El estudio de la experiencia de tres elecciones presidenciales desde la irrupción del EZLN en 1994 nos obliga a cuestionar profundamente una línea política que opta sistemáticamente por la abstención para terminar siempre en frentes contra el fraude en los que no se hace sino sellar alianzas de facto con las fuerzas políticas "menos malas", Así, al renunciar a un programa y a una fuerza propias, se repite al infinito la impotencia del zapatismo histórico ante las fuerzas políticas legales, o lo que es lo mismo, "los abogados".

 

Si bien una experiencia parecida se repitió cuando Ernesto Zedillo ganó elecciones mediante un "fraude de Estado" (según los cardenistas entonces), el caso de las pasadas elecciones es nítido y cristalino para mostrar lo que queremos.

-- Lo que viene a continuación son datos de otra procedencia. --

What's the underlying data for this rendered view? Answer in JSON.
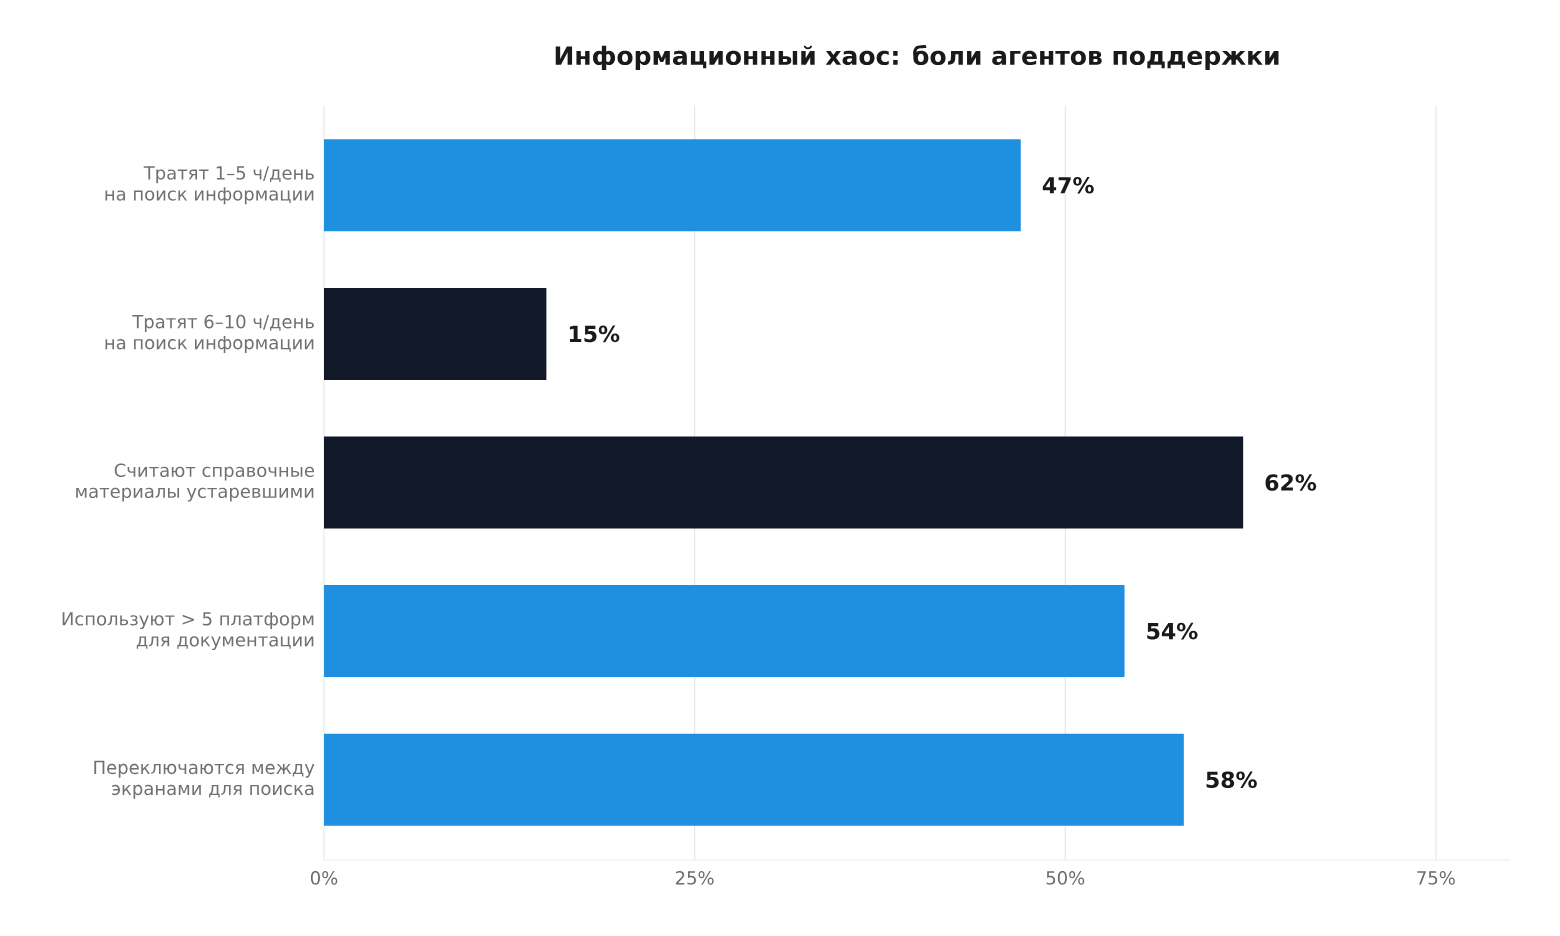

Y si no ocurrió lo mismo en el 2000 con el triunfo de Fox, ello se debió a que Cuauhtémoc Cárdenas aceptó su derrota el mismo día de los comicios.

 

Hace un año, tras la represión sangrienta en Atenco, el EZLN y el subcomandante Marcos, presas de la solidaridad organizada por Ofelia Medina y la "sociedad civil" del Distrito Federal, se limitaron a denunciar a los gobiernos derechistas del PRI y del PAN, llamando a no votar por ninguna de esas fuerzas, dejando abierta la opción amarilla que tan duramente habían criticado a lo largo de toda la Otra Campaña. Luego vendría el desafortunado y televisado vaticinio de Marcos sobre el futuro triunfo de AMLO, lo cual, dígase lo que se diga, sólo contribuyó a inflar las ilusiones en el "sonríe, vamos a ganar". Tras el fraude del dos de julio, Marcos se olvidó del Programa de la Sexta y de sus diferencias con el PRD y se aplicó a la lucha contra el fraude y por la liberación de presos políticos.

 

Sucede que aunque juren su rechazo a las elecciones, las fuerzas de la izquierda revolucionaria no pueden abstraerse de lo que éstas significan cada tres y seis años. Pero al negarse a participar con sus propias propuestas y candidatos, se condenan así mismas a terminar votando en la práctica por una de las opciones del enemigo,

 

Desde nuestro punto de vista, lo único que pudiera llevar a una verdadera izquierda, hoy en día, a negar su participación en elecciones sería la valoración sobre el peligro de que sus candidatos mueran asesinados en las campañas, como fue el caso de los militantes de la Unión Patriótica en Colombia de la segunda mitad de los ochenta, o que queden sin trabajo, si es que lo tienen. Ningún principio antielectoral ni generalidades de ese tipo.

 

Lo siguiente consistiría en ver cómo y en qué condiciones se participa en elecciones. Y hay que decir que no se partiría de cero, pues la Otra Campaña fue en mucho un primer experimento al respecto.

 

                                                  16 de octubre de 2007.